The implication is unmistakable: if the Bush administration could lie about the reasons for going to war in Iraq, why could it not lie about 9/11? And if one can be so sure that the Bush administration did "lie" about Iraqi weaponry as the ZDF producers appear to be: why not indeed? (Ironically, in the archival clip used by ZDF, Donald Rumsfeld can clearly be heard saying that "we know" that Iraq has "active weapons programs" -- thus highlighting the actual justification of the Iraq War that has been obscured by the narrow focus on weapon stocks in the habitual "Bush Lied!" scenario. On the whole matter, see my "16 Words, 500 Tons and 28 Kilograms".)
ZDF's supposed "revelation" that the fire insulation in one of the two twin towers was not up to regulation standards represents yet another variant on the same central motif of, so to say, "internalizing" the blame for the death and destruction of 9/11. The source of these allegations, a former New York City Fire Department official by the name of Vincent Dunn, can be heard pathetically "confessing" that "we all have responsibility": which in the ZDF translation becomes "we are all responsible." (The ZDF "investigators" manage erroneously to identify Dunn as "the former Fire Department Chief of Manhattan," thus providing additional gravitas to the charges.)
Never once in the ZDF documentary, however, is serious attention drawn to the responsibility of the 19 hijackers who carried out the attacks and their al-Qaida enablers and co-conspirators. The results of a ZDF online poll that appears on the promotional page for the documentary are thus hardly surprising. Asked to identify "who pulled the strings" in the 9/11 attacks, fully 66 percent of respondents, as of this writing, have chosen either "George W. Bush" (26 percent) or "U.S. Authorities" (25 percent) or the "Armaments Lobby" (15 percent). The fourth and remaining choice, "Osama Bin Laden," is given the nod by only 26 percent of respondents.

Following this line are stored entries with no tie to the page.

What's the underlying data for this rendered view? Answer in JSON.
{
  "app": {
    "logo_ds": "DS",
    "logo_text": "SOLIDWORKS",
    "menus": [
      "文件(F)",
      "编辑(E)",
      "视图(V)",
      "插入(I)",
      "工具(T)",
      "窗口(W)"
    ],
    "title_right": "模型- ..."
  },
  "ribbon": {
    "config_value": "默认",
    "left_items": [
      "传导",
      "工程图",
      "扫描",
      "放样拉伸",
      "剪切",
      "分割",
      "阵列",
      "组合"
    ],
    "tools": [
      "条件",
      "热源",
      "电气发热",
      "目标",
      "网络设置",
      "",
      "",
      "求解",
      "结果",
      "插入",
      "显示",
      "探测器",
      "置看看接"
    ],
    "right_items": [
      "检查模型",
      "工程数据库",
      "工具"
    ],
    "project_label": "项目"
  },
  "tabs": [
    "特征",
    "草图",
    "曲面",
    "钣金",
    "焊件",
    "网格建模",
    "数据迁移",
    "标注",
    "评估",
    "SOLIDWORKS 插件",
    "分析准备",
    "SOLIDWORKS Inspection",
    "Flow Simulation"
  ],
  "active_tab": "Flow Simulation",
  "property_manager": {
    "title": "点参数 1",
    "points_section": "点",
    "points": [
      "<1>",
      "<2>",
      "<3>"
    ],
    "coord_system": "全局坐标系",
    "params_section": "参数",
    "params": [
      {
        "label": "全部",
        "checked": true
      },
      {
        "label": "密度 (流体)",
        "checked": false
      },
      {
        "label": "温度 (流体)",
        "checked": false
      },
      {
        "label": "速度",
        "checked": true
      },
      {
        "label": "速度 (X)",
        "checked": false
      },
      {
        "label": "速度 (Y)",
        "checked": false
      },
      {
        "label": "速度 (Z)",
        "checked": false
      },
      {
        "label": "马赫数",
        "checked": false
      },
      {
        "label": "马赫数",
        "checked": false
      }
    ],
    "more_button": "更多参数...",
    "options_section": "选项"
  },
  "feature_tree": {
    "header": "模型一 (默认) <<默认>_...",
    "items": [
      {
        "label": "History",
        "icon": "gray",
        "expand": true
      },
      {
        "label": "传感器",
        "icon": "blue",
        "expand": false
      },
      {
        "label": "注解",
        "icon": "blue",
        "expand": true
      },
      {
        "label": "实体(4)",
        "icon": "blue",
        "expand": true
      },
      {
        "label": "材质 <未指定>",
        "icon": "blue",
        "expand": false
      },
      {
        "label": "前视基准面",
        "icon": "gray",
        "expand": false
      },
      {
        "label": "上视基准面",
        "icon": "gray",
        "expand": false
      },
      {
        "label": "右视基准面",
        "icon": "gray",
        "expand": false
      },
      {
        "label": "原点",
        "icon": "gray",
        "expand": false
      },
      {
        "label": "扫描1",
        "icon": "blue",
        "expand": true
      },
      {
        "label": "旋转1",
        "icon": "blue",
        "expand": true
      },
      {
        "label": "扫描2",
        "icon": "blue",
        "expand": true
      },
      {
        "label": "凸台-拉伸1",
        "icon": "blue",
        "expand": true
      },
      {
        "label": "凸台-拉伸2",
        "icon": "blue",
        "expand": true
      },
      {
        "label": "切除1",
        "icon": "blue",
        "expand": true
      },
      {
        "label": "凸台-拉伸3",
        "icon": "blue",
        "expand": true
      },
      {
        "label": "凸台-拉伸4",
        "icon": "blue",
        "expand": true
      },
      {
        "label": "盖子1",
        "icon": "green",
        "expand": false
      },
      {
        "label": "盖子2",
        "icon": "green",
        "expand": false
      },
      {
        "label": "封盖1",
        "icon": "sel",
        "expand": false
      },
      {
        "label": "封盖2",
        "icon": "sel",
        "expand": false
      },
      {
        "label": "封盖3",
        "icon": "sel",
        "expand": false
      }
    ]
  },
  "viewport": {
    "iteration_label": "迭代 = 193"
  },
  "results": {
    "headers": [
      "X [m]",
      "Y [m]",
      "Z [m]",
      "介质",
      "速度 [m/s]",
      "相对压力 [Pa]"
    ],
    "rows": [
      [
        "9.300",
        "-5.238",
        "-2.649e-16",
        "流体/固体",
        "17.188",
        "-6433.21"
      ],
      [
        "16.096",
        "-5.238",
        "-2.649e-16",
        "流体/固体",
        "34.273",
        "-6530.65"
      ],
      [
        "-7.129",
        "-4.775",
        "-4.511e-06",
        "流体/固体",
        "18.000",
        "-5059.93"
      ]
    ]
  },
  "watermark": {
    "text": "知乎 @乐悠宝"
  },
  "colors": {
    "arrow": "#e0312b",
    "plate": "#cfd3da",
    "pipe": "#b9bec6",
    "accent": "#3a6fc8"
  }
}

Such a marked lack of interest in the real background to the 9/11 attacks is especially curious in the case of a German public television network. As is well known, three of the four lead hijackers involved in the 9/11 attacks came from Hamburg, Germany. As is equally well known, a fourth member of the so-called "Hamburg cell," Ramzi Bin al-Shibh, was denied entry into the United States, but continued to facilitate the attacks from German soil. The Hamburg terrorist cell has often been described as a "sleeper" cell. But one knowledgeable German observer has noted that the members' behavior was so flagrant that this description is misleading. (See here, for instance, from ARD's "Panorama".) The author of this observation is not some marginal "conspiracy theorist" like radio show host Alex Jones or the 23-year-old Dylan Avery. It is none other than Kay Nehm: Germany's Chief Public Prosecutor at the time of the 9/11 attacks. This is perhaps a subject to which ZDF will want to devote a documentary on the seventh anniversary of 9/11.
John Rosenthal writes on European politics and transatlantic relations. He is a WPR contributing editor.
Image: A still from the ZDF documentary.